女性の社会進出が少しずつ叫ばれていた時代背景

ローズはなぜ秘書のポジションを狙ったのでしょうか。

ローズだけではありません、この1950年代後半の女性にとって、社会的に最も高い地位にあったのが秘書という職業でした。

それでもやることといえば電話とり、シュレッダーといった単純作業。(ローズはこれもまともにできていませんでしたが・・・)

ルイの親友ボブは、悪気なしに時代を代弁した発言をしています。

「秘書はデートして結婚するものだ」

女性にとって社会的に最高の地位にあるポジションを獲得したとて、その先にあるのは結局結婚なのです。

この映画はそうした時代における女性の自立をテーマにしたものではなく、ローズが女性の地位向上を望む行動をとっているわけでもありません。

しかしローズは好みの男性のタイプを聞かれて、迷うことなく「自分を対等に扱ってくれる男性がいい」と答えます。

少しずつ女性の地位向上への意識が開花しはじめた芽吹きを、嫌みなく扱っているのがこの映画の上手いところです。

映画「タイピスト!」の評価とまとめ

これがハリウッド映画であったらまったく違う印象の作品になっていたことだろうと、勝手に想像してしまいます。
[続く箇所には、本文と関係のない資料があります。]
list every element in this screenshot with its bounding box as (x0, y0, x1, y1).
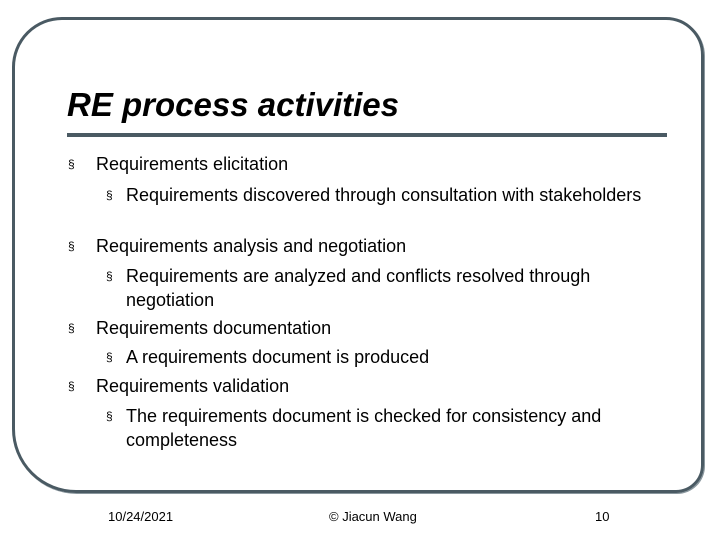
sub-bullet-item (106, 264, 676, 312)
bullet-marker: § (106, 409, 113, 423)
footer-date: 10/24/2021 (108, 509, 174, 524)
bullet-item (68, 233, 688, 260)
bullet-marker: § (68, 157, 75, 171)
bullet-marker: § (68, 321, 75, 335)
sub-bullet-text: The requirements document is checked for consistency and completeness (126, 406, 602, 450)
slide-title: RE process activities (67, 86, 399, 123)
bullet-marker: § (68, 239, 75, 253)
footer-author: © Jiacun Wang (329, 509, 417, 524)
bullet-text: Requirements validation (96, 376, 290, 396)
bullet-marker: § (68, 379, 75, 393)
bullet-text: Requirements elicitation (96, 154, 289, 174)
sub-bullet-text: A requirements document is produced (126, 347, 430, 367)
bullet-marker: § (106, 269, 113, 283)
bullet-marker: § (106, 350, 113, 364)
bullet-item (68, 373, 688, 400)
sub-bullet-item (106, 404, 676, 452)
bullet-text: Requirements analysis and negotiation (96, 236, 407, 256)
sub-bullet-item (106, 183, 676, 207)
bullet-item (68, 315, 688, 342)
bullet-item (68, 151, 688, 178)
sub-bullet-text: Requirements are analyzed and conflicts resolved through negotiation (126, 266, 591, 310)
bullet-text: Requirements documentation (96, 318, 332, 338)
sub-bullet-text: Requirements discovered through consultation with stakeholders (126, 185, 642, 205)
bullet-marker: § (106, 188, 113, 202)
footer-page-number: 10 (595, 509, 610, 524)
sub-bullet-item (106, 345, 676, 369)
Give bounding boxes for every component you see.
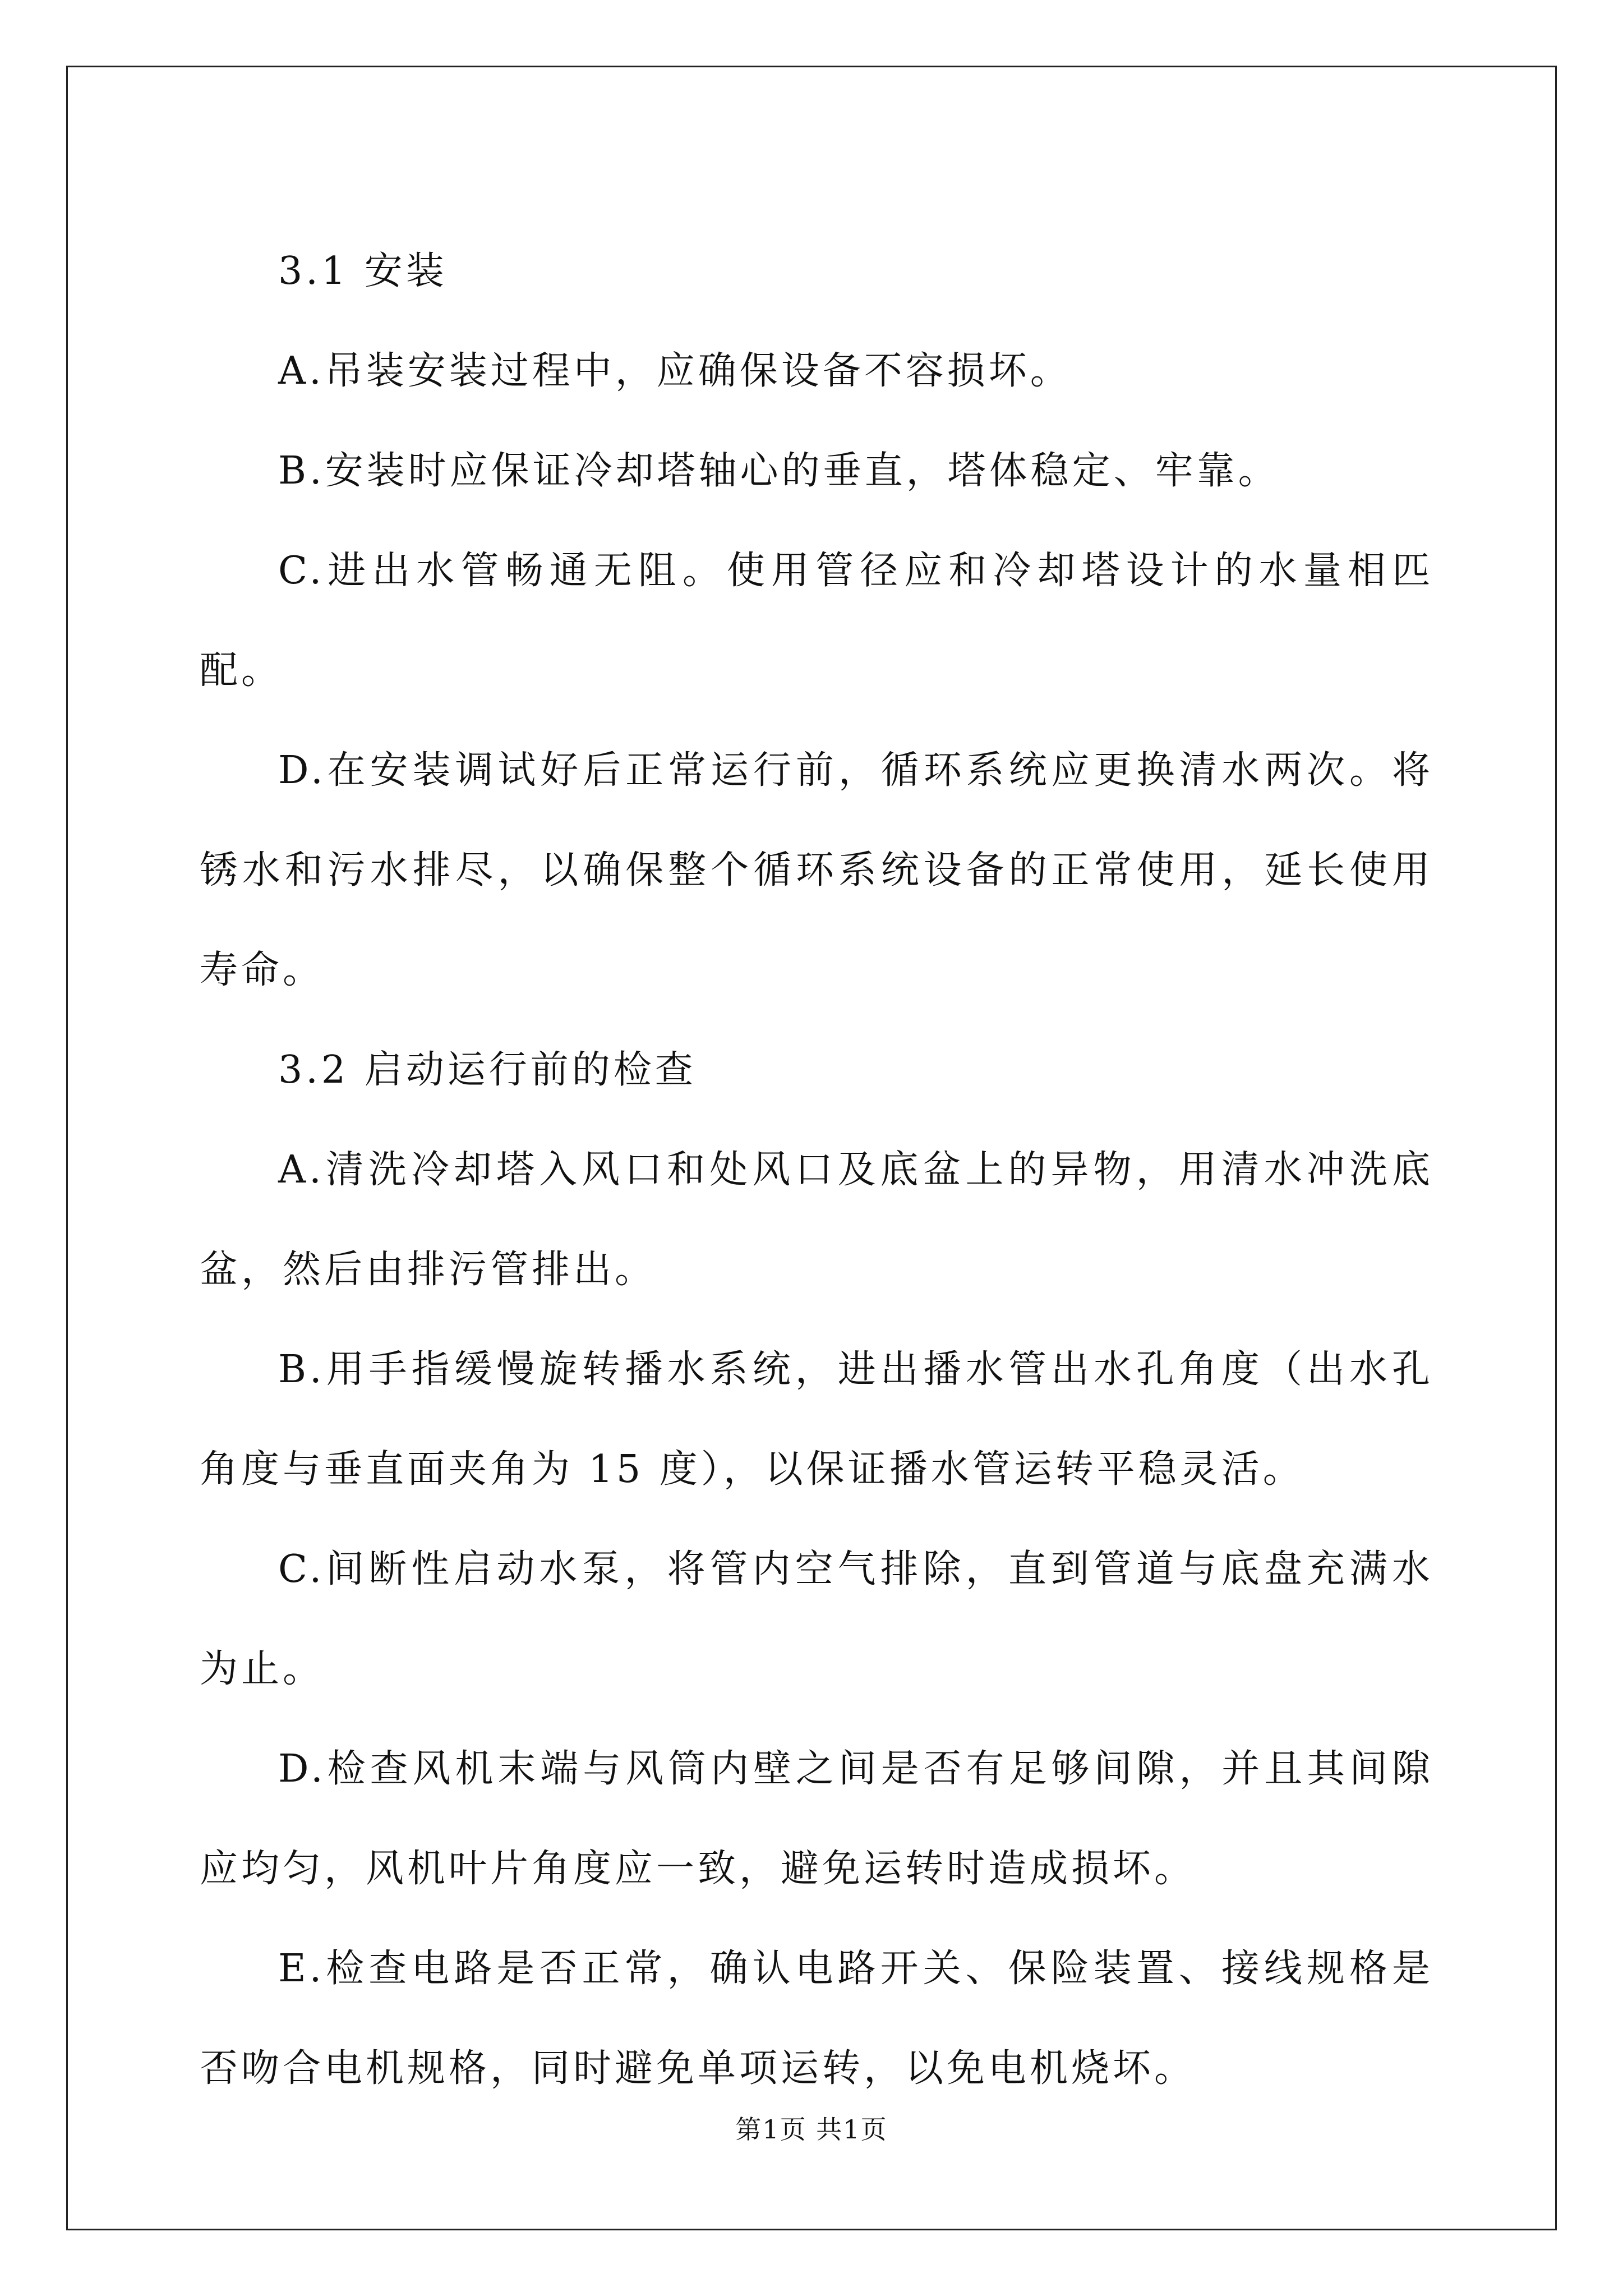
document-body <box>200 222 1433 2119</box>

最後には「アメリカ人にはビジネスを、フランス人には恋を」と物語が占められていることにわかるように、熱血スポ根が恋愛映画として幕を閉じます。

フランス映画ならではの色合いと、良い意味での軽さがあります。

熱とポップさのバランスの良さが、観客に後味の良さを与えてくれる映画です。

そして、カチカチと音が出るキーボードを今すぐタイピングしたくなる映画なのです!